Alternatively, you can also use the OTI-based binary similarity method as explained in [2] to compute the cross similarity of two given chroma features.

csm = estd.ChromaCrossSimilarity(frameStackSize=9,
                                 frameStackStride=1,
                                 binarizePercentile=0.095,
                                 oti=True,
                                 otiBinary=True)

oti_csm = csm(query_hpcp, false_cover_hpcp)

fig = plt.gcf()
fig.set_size_inches(15.5, 5.5)

plt.title('Cross similarity matrix using OTI binary method [2]')
plt.xlabel('Come together cover - Aerosmith')
plt.ylabel('Yesterday - The Beatles')
plt.imshow(oti_csm, origin='lower')
<matplotlib.image.AxesImage at 0x7f8cd0b38e50>
_images/tutorial_similarity_cover_19_1.png
  • Finally, we compute an asymmetric cover song similarity measure from the pre-computed binary cross simialrity matrix of cover/non-cover pairs using various contraints of smith-waterman sequence alignment algorithm (eg. serra09 or chen17).

Computing cover song similarity distance between ‘Yesterday - accapella cover’ and ‘Yesterday - The Beatles’

score_matrix, distance = estd.CoverSongSimilarity(disOnset=0.5,
                                                  disExtension=0.5,
                                                  alignmentType='serra09',
                                                  distanceType='asymmetric')(true_pair_crp)

fig = plt.gcf()
fig.set_size_inches(15.5, 5.5)

plt.title('Cover song similarity distance: %s' % distance)
plt.xlabel('Yesterday accapella cover')
plt.ylabel('Yesterday - The Beatles')
plt.imshow(score_matrix, origin='lower')
<matplotlib.image.AxesImage at 0x7f8cd0aae310>
_images/tutorial_similarity_cover_22_1.png
print('Cover song similarity distance: %s' % distance)
Cover song similarity distance: 0.137886926532

Computing cover song similarity distance between Yesterday - accapella cover and Come Together cover - The Aerosmith.
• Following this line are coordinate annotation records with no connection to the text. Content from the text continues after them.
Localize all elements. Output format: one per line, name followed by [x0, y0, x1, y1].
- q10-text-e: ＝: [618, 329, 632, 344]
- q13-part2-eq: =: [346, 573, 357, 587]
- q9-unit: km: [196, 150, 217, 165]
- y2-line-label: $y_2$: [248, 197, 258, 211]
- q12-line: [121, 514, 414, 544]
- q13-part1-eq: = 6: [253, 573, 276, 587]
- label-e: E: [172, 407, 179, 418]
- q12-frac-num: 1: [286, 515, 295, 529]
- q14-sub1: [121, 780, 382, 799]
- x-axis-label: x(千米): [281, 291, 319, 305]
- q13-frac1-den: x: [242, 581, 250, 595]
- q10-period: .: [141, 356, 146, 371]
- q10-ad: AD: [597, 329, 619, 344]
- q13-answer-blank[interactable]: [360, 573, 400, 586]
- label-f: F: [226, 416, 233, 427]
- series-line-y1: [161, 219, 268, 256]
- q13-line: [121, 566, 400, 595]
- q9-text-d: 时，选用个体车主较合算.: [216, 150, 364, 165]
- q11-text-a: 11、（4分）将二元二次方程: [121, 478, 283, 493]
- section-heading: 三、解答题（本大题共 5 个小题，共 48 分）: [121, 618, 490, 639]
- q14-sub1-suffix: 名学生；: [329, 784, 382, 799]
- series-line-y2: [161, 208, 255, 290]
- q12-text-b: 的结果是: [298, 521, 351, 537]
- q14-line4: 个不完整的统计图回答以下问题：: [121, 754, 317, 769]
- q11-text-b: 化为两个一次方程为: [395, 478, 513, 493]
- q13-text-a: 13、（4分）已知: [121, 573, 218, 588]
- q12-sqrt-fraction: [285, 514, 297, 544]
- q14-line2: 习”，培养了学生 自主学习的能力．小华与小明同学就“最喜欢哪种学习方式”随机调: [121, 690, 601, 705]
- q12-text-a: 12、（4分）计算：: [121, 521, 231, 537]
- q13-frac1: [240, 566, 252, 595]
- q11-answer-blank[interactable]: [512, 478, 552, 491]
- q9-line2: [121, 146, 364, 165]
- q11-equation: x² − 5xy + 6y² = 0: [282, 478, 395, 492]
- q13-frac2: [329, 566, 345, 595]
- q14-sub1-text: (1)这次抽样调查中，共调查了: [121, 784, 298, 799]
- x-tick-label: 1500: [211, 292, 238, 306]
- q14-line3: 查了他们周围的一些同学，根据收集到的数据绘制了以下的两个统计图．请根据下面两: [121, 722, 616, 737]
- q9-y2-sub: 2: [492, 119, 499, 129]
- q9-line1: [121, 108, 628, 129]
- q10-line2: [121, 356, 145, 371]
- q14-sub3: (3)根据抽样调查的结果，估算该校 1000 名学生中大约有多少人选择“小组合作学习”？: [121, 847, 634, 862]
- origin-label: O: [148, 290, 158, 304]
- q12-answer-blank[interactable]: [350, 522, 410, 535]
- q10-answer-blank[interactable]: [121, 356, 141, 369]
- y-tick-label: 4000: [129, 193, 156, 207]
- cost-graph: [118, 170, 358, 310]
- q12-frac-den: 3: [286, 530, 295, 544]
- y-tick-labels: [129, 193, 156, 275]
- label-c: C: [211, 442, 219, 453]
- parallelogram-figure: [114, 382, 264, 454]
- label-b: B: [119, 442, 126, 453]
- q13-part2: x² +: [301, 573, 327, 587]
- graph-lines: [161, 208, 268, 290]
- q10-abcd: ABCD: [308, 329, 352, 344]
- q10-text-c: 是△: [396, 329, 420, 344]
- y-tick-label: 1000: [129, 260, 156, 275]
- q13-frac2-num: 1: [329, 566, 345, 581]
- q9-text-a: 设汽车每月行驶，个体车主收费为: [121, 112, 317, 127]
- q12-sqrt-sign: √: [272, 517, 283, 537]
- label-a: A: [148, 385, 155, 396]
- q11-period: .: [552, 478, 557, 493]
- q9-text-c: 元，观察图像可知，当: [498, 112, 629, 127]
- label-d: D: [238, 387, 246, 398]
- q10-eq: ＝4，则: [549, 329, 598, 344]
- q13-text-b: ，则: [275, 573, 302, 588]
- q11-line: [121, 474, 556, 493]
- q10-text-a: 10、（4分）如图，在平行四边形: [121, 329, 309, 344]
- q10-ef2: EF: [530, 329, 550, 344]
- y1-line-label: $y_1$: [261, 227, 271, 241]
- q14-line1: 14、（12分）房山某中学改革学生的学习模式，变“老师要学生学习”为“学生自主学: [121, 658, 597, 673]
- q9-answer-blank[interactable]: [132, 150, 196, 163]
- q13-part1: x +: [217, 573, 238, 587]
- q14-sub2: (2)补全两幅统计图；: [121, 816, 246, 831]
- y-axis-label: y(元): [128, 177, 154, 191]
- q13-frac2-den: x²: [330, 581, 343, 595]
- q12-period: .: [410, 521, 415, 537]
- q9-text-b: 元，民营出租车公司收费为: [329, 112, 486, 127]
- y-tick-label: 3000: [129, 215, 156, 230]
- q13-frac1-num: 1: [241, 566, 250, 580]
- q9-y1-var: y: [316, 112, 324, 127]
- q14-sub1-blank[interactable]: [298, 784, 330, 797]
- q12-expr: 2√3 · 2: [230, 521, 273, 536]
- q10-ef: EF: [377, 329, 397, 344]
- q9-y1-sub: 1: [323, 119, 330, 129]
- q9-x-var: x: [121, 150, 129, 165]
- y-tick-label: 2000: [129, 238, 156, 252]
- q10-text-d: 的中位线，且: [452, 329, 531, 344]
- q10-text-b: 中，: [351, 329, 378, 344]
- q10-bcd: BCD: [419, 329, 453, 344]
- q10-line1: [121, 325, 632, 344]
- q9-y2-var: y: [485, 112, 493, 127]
score_matrix, distance = estd.CoverSongSimilarity(disOnset=0.5,
                                                  disExtension=0.5,
                                                  alignmentType='serra09',
                                                  distanceType='asymmetric')(false_pair_crp)

fig = plt.gcf()
fig.set_size_inches(15.5, 5.5)

plt.title('Cover song similarity distance: %s' % distance)
plt.xlabel('Yesterday accapella cover')
plt.ylabel('Come together cover - Aerosmith')
plt.imshow(score_matrix, origin='lower')
<matplotlib.image.AxesImage at 0x7f8cd0a1b390>
_images/tutorial_similarity_cover_25_1.png
print('Cover song similarity distance: %s' % distance)
Cover song similarity distance: 0.307238548994

Voila! We can see that the cover similarity distance is quite low for the actual cover song pairs as expected.